- Category: Europe - 2015
- Published: June 25, 2015
- Written by Grant
When the Romans paid to have Nimes built the local Celtic people built it in the same location as their village. As Nimes grew they needed access to more water to serve the population so the Romans did what they knew best – engineer a solution. They built a 35 mile long aquaduct to bring water to their fledgling city. Not only was this an amazing feet but part of it is still standing – the Pont du Gard.
The Pont du Gard is 160 ft high and nearly a quarter of a mile in length spanning a ravine. The Pont du Gard only drops 1 inch in elevation over it's 1100 ft of length. The entire aquaduct drops about 50 ft over it's 35 miles! The Romans were very precise.
While we were in Nimes we took a bus to the Pont du Gard. The Tango bus company's office is behind the train station in the small plaza. We were able to buy a family pass to Pont du Gard for about 20 Euros including transportation which is pretty amazing.

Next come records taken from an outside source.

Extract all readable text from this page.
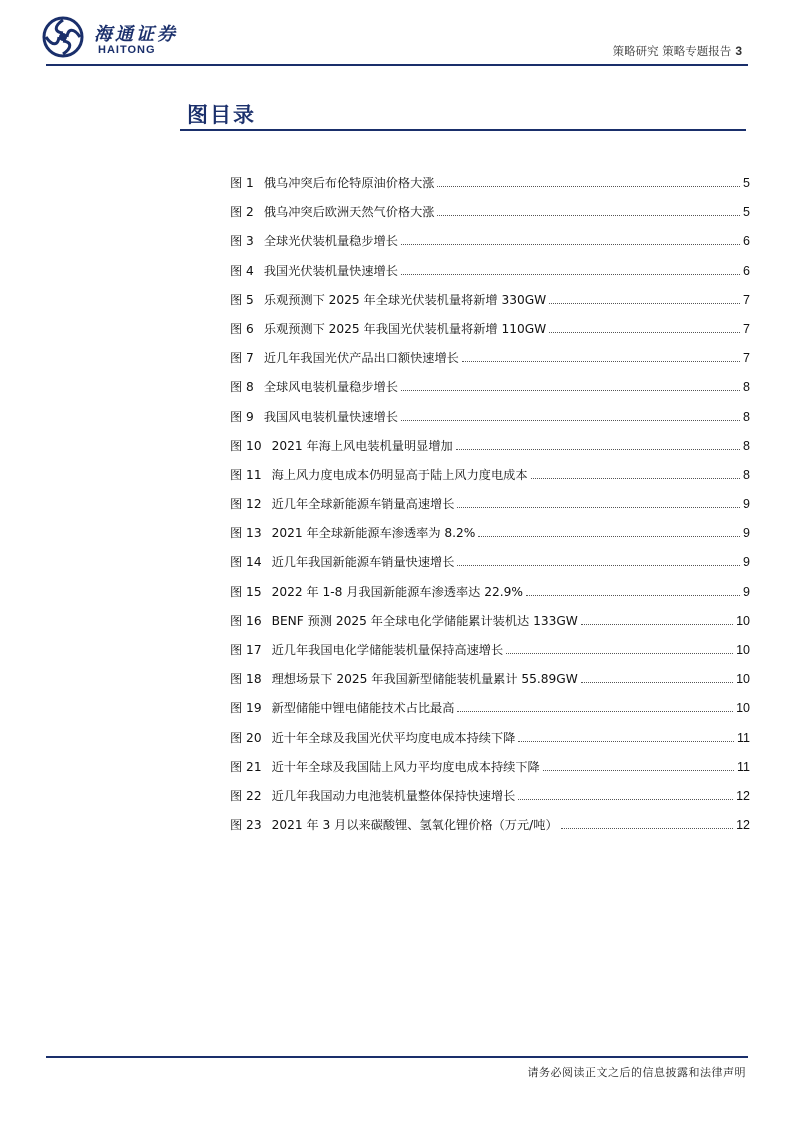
海通证券
HAITONG	策略研究 策略专题报告 3
图目录
图 1 俄乌冲突后布伦特原油价格大涨	5
图 2 俄乌冲突后欧洲天然气价格大涨	5
图 3 全球光伏装机量稳步增长	6
图 4 我国光伏装机量快速增长	6
图 5 乐观预测下 2025 年全球光伏装机量将新增 330GW	7
图 6 乐观预测下 2025 年我国光伏装机量将新增 110GW	7
图 7 近几年我国光伏产品出口额快速增长	7
图 8 全球风电装机量稳步增长	8
图 9 我国风电装机量快速增长	8
图 10 2021 年海上风电装机量明显增加	8
图 11 海上风力度电成本仍明显高于陆上风力度电成本	8
图 12 近几年全球新能源车销量高速增长	9
图 13 2021 年全球新能源车渗透率为 8.2%	9
图 14 近几年我国新能源车销量快速增长	9
图 15 2022 年 1-8 月我国新能源车渗透率达 22.9%	9
图 16 BENF 预测 2025 年全球电化学储能累计装机达 133GW	10
图 17 近几年我国电化学储能装机量保持高速增长	10
图 18 理想场景下 2025 年我国新型储能装机量累计 55.89GW	10
图 19 新型储能中锂电储能技术占比最高	10
图 20 近十年全球及我国光伏平均度电成本持续下降	11
图 21 近十年全球及我国陆上风力平均度电成本持续下降	11
图 22 近几年我国动力电池装机量整体保持快速增长	12
图 23 2021 年 3 月以来碳酸锂、氢氧化锂价格（万元/吨）	12
请务必阅读正文之后的信息披露和法律声明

Upon arriving to the bus station on the back side of the train station we saw 30 or so platforms and realized we could very easily miss our bus if we didn't know which platform it would pull in on so we returned to the Tango office and the man looked up our bus in a 3 ring binder. I believe the platform was #7 if I remember right. The trip to Pont du Gard probably took 45 minutes each way and dropped us at a roundabout about half kilometer from the entrance. Note, that the bus back to Nimes picks up on the opposite side of the roundabout (nearest the park entrance) so if you're standing at the same stop you got off of (like we were) you'll miss your return bus as we nearly did. You've been warned.

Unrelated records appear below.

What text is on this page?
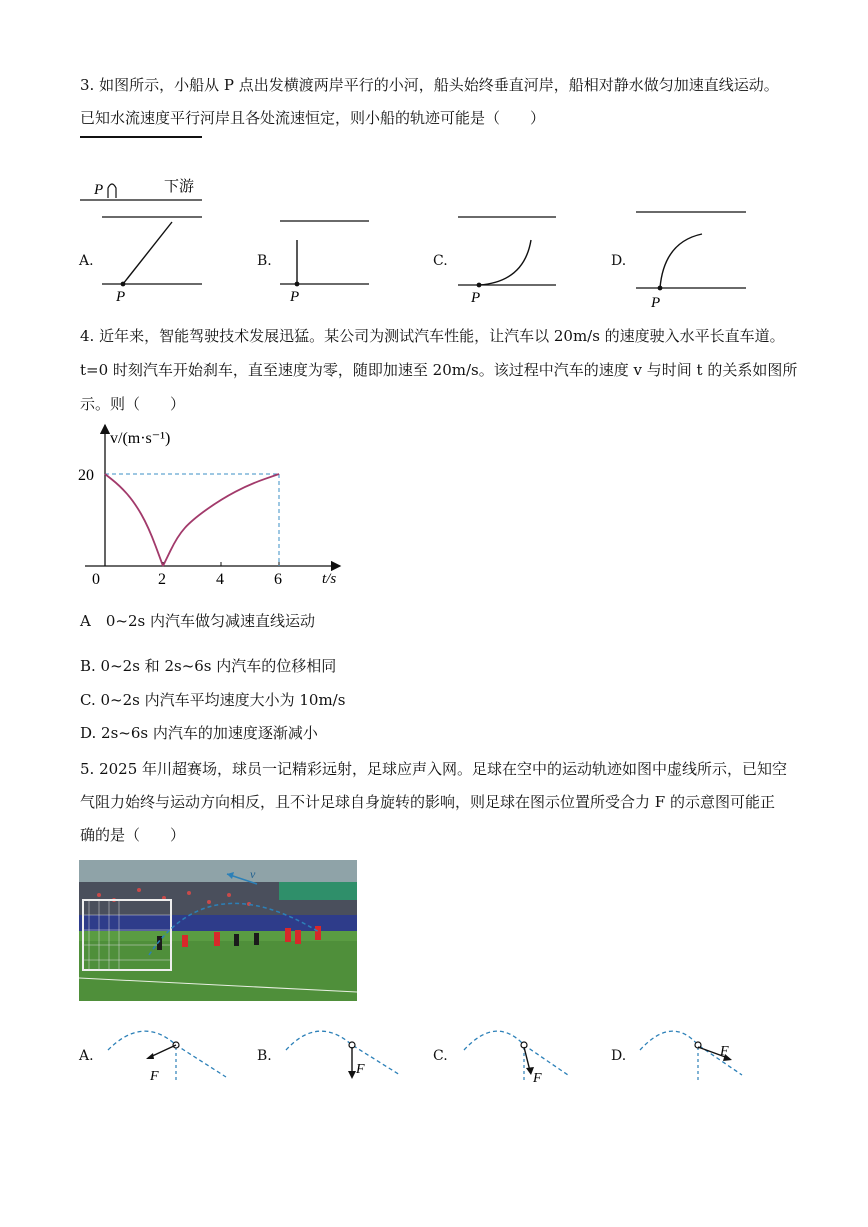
3. 如图所示，小船从 P 点出发横渡两岸平行的小河，船头始终垂直河岸，船相对静水做匀加速直线运动。
已知水流速度平行河岸且各处流速恒定，则小船的轨迹可能是（　　）
P	下游
P	P	P	P
A.	B.	C.	D.
4. 近年来，智能驾驶技术发展迅猛。某公司为测试汽车性能，让汽车以 20m/s 的速度驶入水平长直车道。
t=0 时刻汽车开始刹车，直至速度为零，随即加速至 20m/s。该过程中汽车的速度 v 与时间 t 的关系如图所
示。则（　　）
v/(m·s⁻¹)
t/s
0	2	4	6
20
A　0~2s 内汽车做匀减速直线运动
B. 0~2s 和 2s~6s 内汽车的位移相同
C. 0~2s 内汽车平均速度大小为 10m/s
D. 2s~6s 内汽车的加速度逐渐减小
5. 2025 年川超赛场，球员一记精彩远射，足球应声入网。足球在空中的运动轨迹如图中虚线所示，已知空
气阻力始终与运动方向相反，且不计足球自身旋转的影响，则足球在图示位置所受合力 F 的示意图可能正
确的是（　　）
v
F	F
F
F
A.	B.	C.	D.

After we walked the half kilometer in the scorching heat with no cover we entered the park. Then we walked another half kilometer again in the heat past 1000 year old olive trees to take refuge in the shade of the aqueduct itself. You can climb stairs to the top of the ridge to get a better photo. They offer tours through the aqueduct but we didn't have the time. During our climb we came face to face with a cicada. I haven't mentioned them yet but from about 9am to 9pm the cicadas are playing their built-in instruments. It's very noticeable at first but eventually you don't hear it anymore. By the way cicada's are probably the ugliest insect on earth. Upon returning from our trek we picked up the others and crossed the Pont du Gard so we could get better access to the river. We brought swim gear but really only had about 40 minutes to cool of before heading back. My mother and daughter sat in the shade and ate ice cream at one of the local restaurants as the rest of us swam. We nearly didn't get in the water because you have to change, get wet, dry off, change again etc.. For 40 minutes it's not hardly worth it. However, there's something to be said for swimming under a 2000 year old Roman aqueduct as it's very hard to forget. If you go to Pont du Gard make an effort to swim. It may be the highlight of our side trip.

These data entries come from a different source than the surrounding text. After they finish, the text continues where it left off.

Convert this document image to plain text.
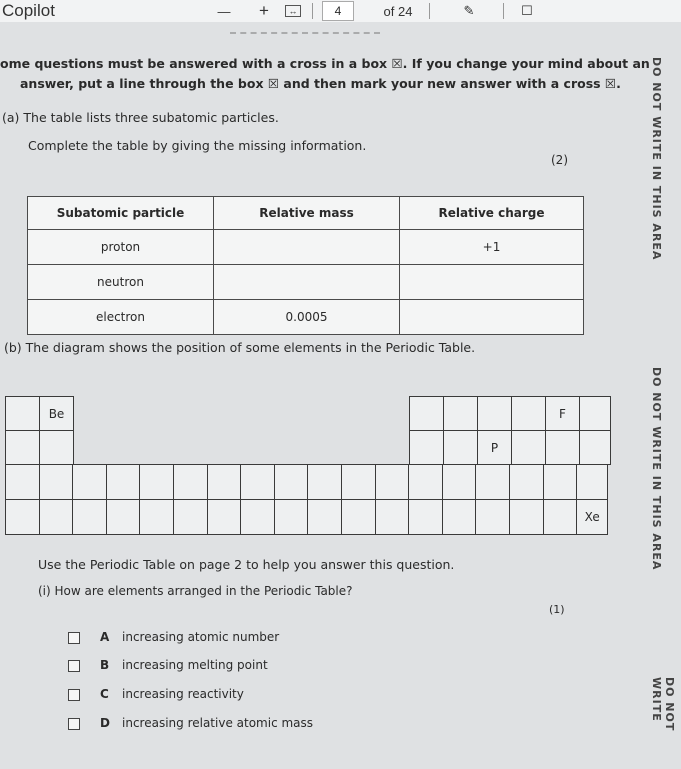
Copilot	— +	↔	4	of 24	✎	☐
ome questions must be answered with a cross in a box ☒. If you change your mind about an
answer, put a line through the box ☒ and then mark your new answer with a cross ☒.
(a) The table lists three subatomic particles.
Complete the table by giving the missing information.
(2)
(b) The diagram shows the position of some elements in the Periodic Table.
Use the Periodic Table on page 2 to help you answer this question.
(i) How are elements arranged in the Periodic Table?
(1)
DO NOT WRITE IN THIS AREA
DO NOT WRITE IN THIS AREA
DO NOT WRITE
Subatomic particle	Relative mass	Relative charge
proton		+1
neutron		
electron	0.0005	
Be	F
P
Xe
A increasing atomic number
B increasing melting point
C increasing reactivity
D increasing relative atomic mass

The river is full of schools of tiny fish that suck your feet while you're attempting to lay back and view the Pont du Gard itself. If you can manage to stand still long enough you'll have clean feet. The unbearable heat suddenly became no problem once we were wet and refreshed. We quickly got dried and changed at the public restroom and headed back. Upon returning to the Museum we ducked inside the theater to cool down and watch a film about the Pont du Gard then headed back to the bus. Again, you catch the returning bus on the near side of the roundabout – not the side you got off from. We were all standing on the far side as the bus to Nimes pulled up across the road, I ran to catch the driver who reluctantly swung around and picked all 7 of us up before proceeding onto Nimes. Had I not done that we would have been in the sun for another hour.
The return journey was a bit different as we turned left and drove through the very tiny roads of the hilltop town of Castillon du Gard. I was not at all prepared for this so I don't have any decent photos but if you google it you can see this very photogenic little town on it's hilltop. I'm not sure we went that way because it was definitely out of the way nor can I guarantee your bus will take the same route but if it does keep your camera ready as it goes by in a flash. Leaving Castillon du Gard you descend to the valley floor and drive past miles of grape vines – you're in wine country here..
The Pont du Gard can also be accessed from Avignon as well. I recommend taking the Tango bus as it is easy (once we got our tickets), reasonably quick and very cheap. We saw people selling Pont du Gard transportation for 5 times more. If you take the bus you can spend the money you saved on lunch across the river and spend the day at Pont Du Gard.